Le 21 juillet dernier, les différents camps sont parvenus à se mettre d’accord sur le règlement d’ordre intérieur, le financement et le calendrier de mise en œuvre de l’accord. Le grain de sable qui empêche encore la mécanique du processus de paix de se mettre totalement en marche est la composition définitive des membres du CSA. Quatre groupes sont à l’origine de cette situation. Le premier est le FPA (Front Populaire de l’Azawad) dirigé par un ancien colonel de la Douane malienne dissident du MNLA (Mouvement National de Libération de l’Azawad), qui se dit à la tête de 2 000 hommes armés dont 60% sont d’anciens militaires maliens basés dans la région de Gao et de Tombouctou. Le second est le MPSA (Mouvement Patriotique pour le Salut du peuple de l’Azawad) composé d’environ 300 hommes stationnés à la frontière entre le Mali et la Mauritanie et qui est une dissidence de la Plateforme. Le troisième, la CPA (Coalition du Peuple de l’Azawad) et le quatrième, la CMFP2 (Coordination des Mouvements des Forces Patriotiques 2), se voient reprocher d’avoir signé l’accord de paix dès le 15 mai, contre la volonté de la CMA.

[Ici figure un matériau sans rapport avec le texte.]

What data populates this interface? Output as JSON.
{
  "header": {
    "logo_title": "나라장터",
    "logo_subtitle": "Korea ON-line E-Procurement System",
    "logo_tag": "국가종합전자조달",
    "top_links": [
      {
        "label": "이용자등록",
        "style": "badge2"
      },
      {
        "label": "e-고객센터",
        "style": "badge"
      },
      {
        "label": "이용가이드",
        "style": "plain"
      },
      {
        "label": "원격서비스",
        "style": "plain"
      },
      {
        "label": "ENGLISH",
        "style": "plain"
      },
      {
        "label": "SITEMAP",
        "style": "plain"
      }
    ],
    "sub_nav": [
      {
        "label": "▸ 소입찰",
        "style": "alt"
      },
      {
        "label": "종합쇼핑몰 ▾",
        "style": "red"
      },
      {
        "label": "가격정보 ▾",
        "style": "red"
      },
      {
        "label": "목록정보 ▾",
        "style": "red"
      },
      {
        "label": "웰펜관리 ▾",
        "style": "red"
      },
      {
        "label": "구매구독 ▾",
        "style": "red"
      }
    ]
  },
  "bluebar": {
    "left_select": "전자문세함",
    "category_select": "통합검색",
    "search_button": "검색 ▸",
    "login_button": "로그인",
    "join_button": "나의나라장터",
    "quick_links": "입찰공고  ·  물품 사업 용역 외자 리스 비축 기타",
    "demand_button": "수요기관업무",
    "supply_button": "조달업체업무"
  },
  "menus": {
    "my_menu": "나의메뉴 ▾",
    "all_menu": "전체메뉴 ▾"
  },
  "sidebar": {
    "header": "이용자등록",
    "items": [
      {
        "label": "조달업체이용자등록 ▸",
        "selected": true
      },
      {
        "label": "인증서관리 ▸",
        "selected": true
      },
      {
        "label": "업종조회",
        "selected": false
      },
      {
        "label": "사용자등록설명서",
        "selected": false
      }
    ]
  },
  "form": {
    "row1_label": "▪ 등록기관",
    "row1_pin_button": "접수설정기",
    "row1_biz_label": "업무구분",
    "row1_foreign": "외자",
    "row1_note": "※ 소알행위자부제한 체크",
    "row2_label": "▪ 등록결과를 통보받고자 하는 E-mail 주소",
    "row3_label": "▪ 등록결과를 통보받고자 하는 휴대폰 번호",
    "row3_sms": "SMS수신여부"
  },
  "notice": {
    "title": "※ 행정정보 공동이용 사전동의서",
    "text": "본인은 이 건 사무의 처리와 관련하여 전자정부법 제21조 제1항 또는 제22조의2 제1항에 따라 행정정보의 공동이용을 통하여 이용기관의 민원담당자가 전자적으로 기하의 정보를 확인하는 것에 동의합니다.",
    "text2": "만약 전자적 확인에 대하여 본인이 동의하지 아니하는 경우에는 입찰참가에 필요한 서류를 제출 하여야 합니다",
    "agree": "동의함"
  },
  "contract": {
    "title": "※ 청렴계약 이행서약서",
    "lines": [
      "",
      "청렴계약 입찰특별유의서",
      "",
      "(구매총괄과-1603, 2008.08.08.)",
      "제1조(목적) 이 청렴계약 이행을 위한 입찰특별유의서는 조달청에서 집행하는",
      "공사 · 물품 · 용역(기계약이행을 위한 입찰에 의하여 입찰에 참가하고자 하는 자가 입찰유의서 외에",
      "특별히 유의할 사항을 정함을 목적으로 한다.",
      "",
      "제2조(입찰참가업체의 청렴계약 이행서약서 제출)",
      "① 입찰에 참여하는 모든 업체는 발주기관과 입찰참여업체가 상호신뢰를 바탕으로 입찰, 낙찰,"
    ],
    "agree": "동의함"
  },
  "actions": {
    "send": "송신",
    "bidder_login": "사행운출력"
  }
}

Les deux premiers, qui traînent donc une réputation de dissident, voient leur intégration au sein de CSA bloquée par la Plateforme et la CMA. Une source au cœur de la médiation affirme que la CMA aurait accepté la CMFP2 et les cas du FPA et du MPSA devraient être bientôt réglés. Seul la CPA continuerait à poser problème étant donné qu’aucun groupement ne veut les accepter.